5)Look at the human eyeball.it is an absolutely perfect organ which only careful design could produce!
6)You skeptics can believe what you want(the devil certainly encourages this ;D) but I hope you are wearing asbestos underwear when you die LOL!
I would reply to your arguments Johhny but I am tired from posting them for you and there are better qualified people here to do that anyway.
Johhny needs to woirk on his spelling.ABove should read "Dr. Kent Hovind…not Hoving.
Johnny Miles,
Re your claim of:
“Look at the human eyeball.it is an absolutely perfect organ which only careful design could produce!”

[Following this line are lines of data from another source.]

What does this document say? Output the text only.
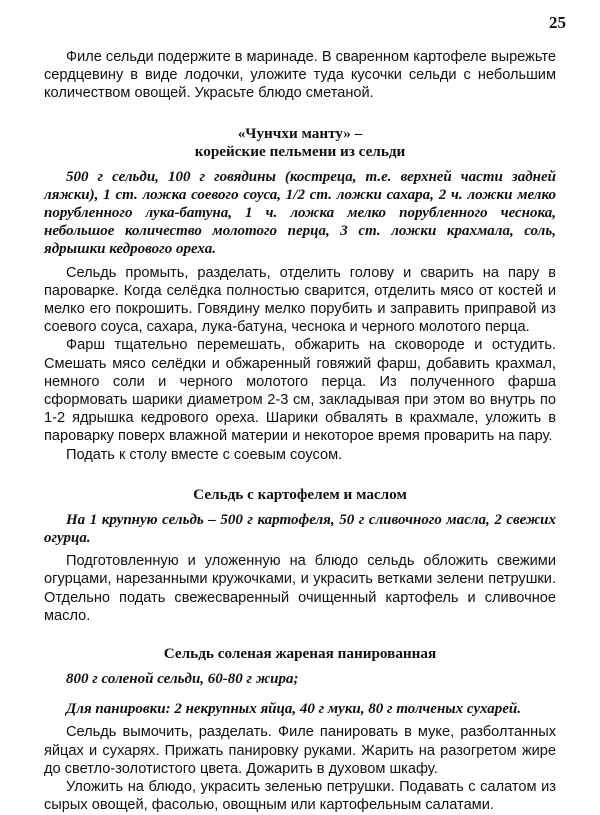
25

Филе сельди подержите в маринаде. В сваренном картофеле вырежьте сердцевину в виде лодочки, уложите туда кусочки сельди с небольшим количеством овощей. Украсьте блюдо сметаной.

«Чунчхи манту» –
корейские пельмени из сельди

500 г сельди, 100 г говядины (костреца, т.е. верхней части задней ляжки), 1 ст. ложка соевого соуса, 1/2 ст. ложки сахара, 2 ч. ложки мелко порубленного лука-батуна, 1 ч. ложка мелко порубленного чеснока, небольшое количество молотого перца, 3 ст. ложки крахмала, соль, ядрышки кедрового ореха.

Сельдь промыть, разделать, отделить голову и сварить на пару в пароварке. Когда селёдка полностью сварится, отделить мясо от костей и мелко его покрошить. Говядину мелко порубить и заправить приправой из соевого соуса, сахара, лука-батуна, чеснока и черного молотого перца.

Фарш тщательно перемешать, обжарить на сковороде и остудить. Смешать мясо селёдки и обжаренный говяжий фарш, добавить крахмал, немного соли и черного молотого перца. Из полученного фарша сформовать шарики диаметром 2-3 см, закладывая при этом во внутрь по 1-2 ядрышка кедрового ореха. Шарики обвалять в крахмале, уложить в пароварку поверх влажной материи и некоторое время проварить на пару.

Подать к столу вместе с соевым соусом.

Сельдь с картофелем и маслом

На 1 крупную сельдь – 500 г картофеля, 50 г сливочного масла, 2 свежих огурца.

Подготовленную и уложенную на блюдо сельдь обложить свежими огурцами, нарезанными кружочками, и украсить ветками зелени петрушки. Отдельно подать свежесваренный очищенный картофель и сливочное масло.

Сельдь соленая жареная панированная

800 г соленой сельди, 60-80 г жира;

Для панировки: 2 некрупных яйца, 40 г муки, 80 г толченых сухарей.

Сельдь вымочить, разделать. Филе панировать в муке, разболтанных яйцах и сухарях. Прижать панировку руками. Жарить на разогретом жире до светло-золотистого цвета. Дожарить в духовом шкафу.

Уложить на блюдо, украсить зеленью петрушки. Подавать с салатом из сырых овощей, фасолью, овощным или картофельным салатами.
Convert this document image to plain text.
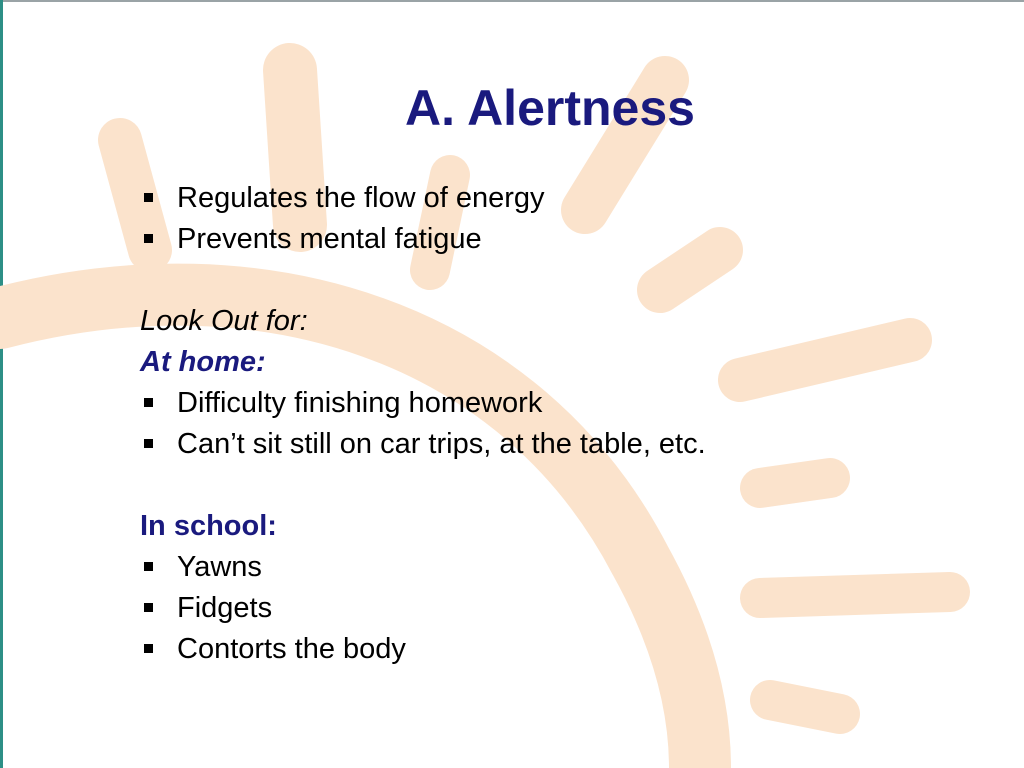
A. Alertness
Regulates the flow of energy
Prevents mental fatigue
Look Out for:
At home:
Difficulty finishing homework
Can’t sit still on car trips, at the table, etc.
In school:
Yawns
Fidgets
Contorts the body
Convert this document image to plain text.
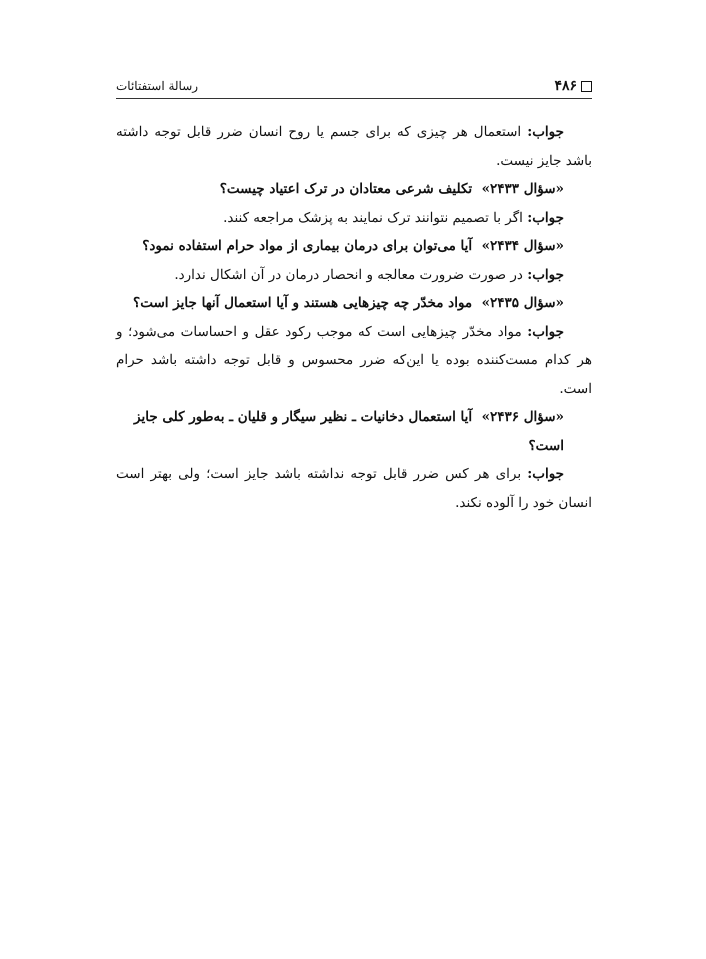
۴۸۶
رسالة استفتائات

جواب: استعمال هر چیزی که برای جسم یا روح انسان ضرر قابل توجه داشته باشد جایز نیست.

«سؤال ۲۴۳۳»  تکلیف شرعی معتادان در ترک اعتیاد چیست؟

جواب: اگر با تصمیم نتوانند ترک نمایند به پزشک مراجعه کنند.

«سؤال ۲۴۳۴»  آیا می‌توان برای درمان بیماری از مواد حرام استفاده نمود؟

جواب: در صورت ضرورت معالجه و انحصار درمان در آن اشکال ندارد.

«سؤال ۲۴۳۵»  مواد مخدّر چه چیزهایی هستند و آیا استعمال آنها جایز است؟

جواب: مواد مخدّر چیزهایی است که موجب رکود عقل و احساسات می‌شود؛ و هر کدام مست‌کننده بوده یا این‌که ضرر محسوس و قابل توجه داشته باشد حرام است.

«سؤال ۲۴۳۶»  آیا استعمال دخانیات ـ نظیر سیگار و قلیان ـ به‌طور کلی جایز است؟

جواب: برای هر کس ضرر قابل توجه نداشته باشد جایز است؛ ولی بهتر است انسان خود را آلوده نکند.
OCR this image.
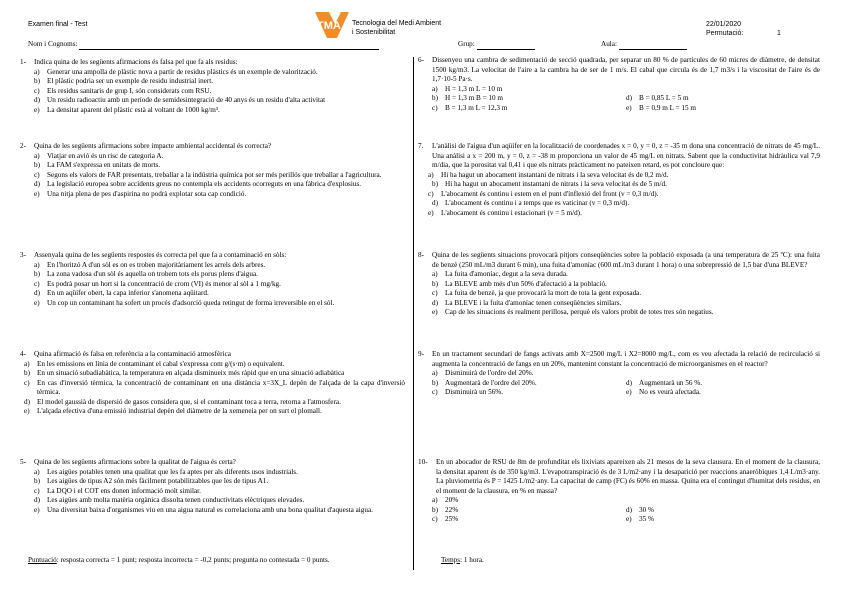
Examen final - Test	TMA Tecnologia del Medi Ambient
i Sostenibilitat
22/01/2020
Permutació:	1
Nom i Cognoms:	Grup:	Aula:
1-	Indica quina de les següents afirmacions és falsa pel que fa als residus:
a)	Generar una ampolla de plàstic nova a partir de residus plàstics és un exemple de valorització.
b) El plàstic podria ser un exemple de residu industrial inert.
c)	Els residus sanitaris de grup I, són considerats com RSU.
d) Un residu radioactiu amb un període de semidesintegració de 40 anys és un residu d'alta activitat
e)	La densitat aparent del plàstic està al voltant de 1000 kg/m³.
2-	Quina de les següents afirmacions sobre impacte ambiental accidental és correcta?
a)	Viatjar en avió és un risc de categoria A.
b) La FAM s'expressa en unitats de morts.
c)	Segons els valors de FAR presentats, treballar a la indústria química pot ser més perillós que treballar a l'agricultura.
d) La legislació europea sobre accidents greus no contempla els accidents ocorreguts en una fàbrica d'explosius.
e)	Una nitja plena de pes d'aspirina no podrà explotar sota cap condició.
3-	Assenyala quina de les següents respostes és correcta pel que fa a contaminació en sòls:
a)	En l'horitzó A d'un sòl es on es troben majoritàriament les arrels dels arbres.
b) La zona vadosa d'un sòl és aquella on trobem tots els porus plens d'aigua.
c)	Es podrà posar un hort si la concentració de crom (VI) és menor al sòl a 1 mg/kg.
d) En un aqüífer obert, la capa inferior s'anomena aqüitard.
e)	Un cop un contaminant ha sofert un procés d'adsorció queda retingut de forma irreversible en el sòl.
4-	Quina afirmació és falsa en referència a la contaminació atmosfèrica
a)	En les emissions en línia de contaminant el cabal s'expressa com g/(s·m) o equivalent.
b) En un situació subadiabàtica, la temperatura en alçada disminueix més ràpid que en una situació adiabàtica
c)	En cas d'inversió tèrmica, la concentració de contaminant en una distància x=3X_L depèn de l'alçada de la capa d'inversió tèrmica.
d) El model gaussià de dispersió de gasos considera que, si el contaminant toca a terra, retorna a l'atmosfera.
e)	L'alçada efectiva d'una emissió industrial depèn del diàmetre de la xemeneia per on surt el plomall.
5-	Quina de les següents afirmacions sobre la qualitat de l'aigua és certa?
a)	Les aigües potables tenen una qualitat que les fa aptes per als diferents usos industrials.
b) Les aigües de tipus A2 són més fàcilment potabilitzables que les de tipus A1.
c)	La DQO i el COT ens donen informació molt similar.
d) Les aigües amb molta matèria orgànica dissolta tenen conductivitats elèctriques elevades.
e)	Una diversitat baixa d'organismes viu en una aigua natural es correlaciona amb una bona qualitat d'aquesta aigua.
6-	Dissenyeu una cambra de sedimentació de secció quadrada, per separar un 80 % de partícules de 60 micres de diàmetre, de densitat 1500 kg/m3. La velocitat de l'aire a la cambra ha de ser de 1 m/s. El cabal que circula és de 1,7 m3/s i la viscositat de l'aire és de 1,7·10-5 Pa·s.
a)	H = 1,3 m L = 10 m
b) H = 1,3 m B = 10 m	d) B = 0,85 L = 5 m
c)	B = 1,3 m L = 12,3 m	e)	B = 0,9 m L = 15 m
7.	L'anàlisi de l'aigua d'un aqüífer en la localització de coordenades x = 0, y = 0, z = -35 m dona una concentració de nitrats de 45 mg/L. Una anàlisi a x = 200 m, y = 0, z = -38 m proporciona un valor de 45 mg/L en nitrats. Sabent que la conductivitat hidràulica val 7,9 m/dia, que la porositat val 0,41 i que els nitrats pràcticament no pateixen retard, es pot concloure que:
a)	Hi ha hagut un abocament instantani de nitrats i la seva velocitat és de 0,2 m/d.
b) Hi ha hagut un abocament instantani de nitrats i la seva velocitat és de 5 m/d.
c)	L'abocament és continu i estem en el punt d'inflexió del front (v = 0,3 m/d).
d) L'abocament és continu i a temps que es vaticinar (v = 0,3 m/d).
e)	L'abocament és continu i estacionari (v = 5 m/d).
8-	Quina de les següents situacions provocarà pitjors conseqüències sobre la població exposada (a una temperatura de 25 ºC): una fuita de benzè (250 mL/m3 durant 6 min), una fuita d'amoníac (600 mL/m3 durant 1 hora) o una sobrepressió de 1,5 bar d'una BLEVE?
a)	La fuita d'amoníac, degut a la seva durada.
b) La BLEVE amb més d'un 50% d'afectació a la població.
c)	La fuita de benzè, ja que provocarà la mort de tota la gent exposada.
d) La BLEVE i la fuita d'amoníac tenen conseqüències similars.
e)	Cap de les situacions és realment perillosa, perquè els valors probit de totes tres són negatius.
9-	En un tractament secundari de fangs activats amb X=2500 mg/L i X2=8000 mg/L, com es veu afectada la relació de recirculació si augmenta la concentració de fangs en un 20%, mantenint constant la concentració de microorganismes en el reactor?
a)	Disminuirà de l'ordre del 20%.
b) Augmentarà de l'ordre del 20%.	d) Augmentarà un 56 %.
c)	Disminuirà un 56%.	e)	No es veurà afectada.
10-	En un abocador de RSU de 8m de profunditat els lixiviats apareixen als 21 mesos de la seva clausura. En el moment de la clausura, la densitat aparent és de 350 kg/m3. L'evapotranspiració és de 3 L/m2·any i la desaparició per reaccions anaeròbiques 1,4 L/m3·any. La pluviometria és P = 1425 L/m2·any. La capacitat de camp (FC) és 60% en massa. Quina era el contingut d'humitat dels residus, en el moment de la clausura, en % en massa?
a)	20%
b) 22%	d) 30 %
c)	25%	e)	35 %
Puntuació: resposta correcta = 1 punt; resposta incorrecta = -0,2 punts; pregunta no contestada = 0 punts.	Temps: 1 hora.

Actually, for us mammals, it started up as a total cock up and ended up with a 99% effective pair of organs with which to observe outer reality.
Compensatory evolution fixed up, as best it could, the wrong turn that gave us what is commonly known to us sentient mammals as the “Blind Spot”.
Like winged flight, the evolution of eyes has happened far more often than is appreciated, based on what has been found in the fossil record.
For sight, at least 24 times, but those who make the estimates emphasise that this is probably an underestimate.
Only an exceedingly tiny percentage of living creatures are ever likely to have their remains end up in a form sufficiently intact as to provide any useful information to science10 M or 1000 M years hence.
As the evolution of the mammalian eye would seem to indicate, evolution does not require that the best possible answer must always result in the optimum solution within the context of evolutionary theory.
I agree that contingency does play a large role (no, I am not a follower of the late Jay S. Gould. His belief in contingency was too absolute to be plausible.)
So, are you saying there was a time before God and that he brought himself into existence or do you mean that he has always existed and he is to be thanked for not willing himself out of existence? Or neither of the above?
Just in case someone misunderstands: GodlessSkeptic posted not the actual arguments of johnny miles but the arguments that GodlessSkeptic expects johnny miles to post. Alan Owes Bess’s refutation of the eyeball argument is therefore not, despite the attribution, directed to johnny miles but rather to a “generic creationist” trademarked by GodlessSkeptic. All clear?
Just doing my bit to avoid another Pit thread, folks.
Priceguy,
Thanks for the clarification. I definitely appear to have lost track of the plot there.
All is now clear. Sort of. No Matter.
My apologies to Johnny Miles.
Would that you had taken your own advice, since we have a thread right here which points out the lies used by many anti-evolutionists.
If only there was a place where it had already been discussed why evolution is true. Oh, wait. There is. This thread!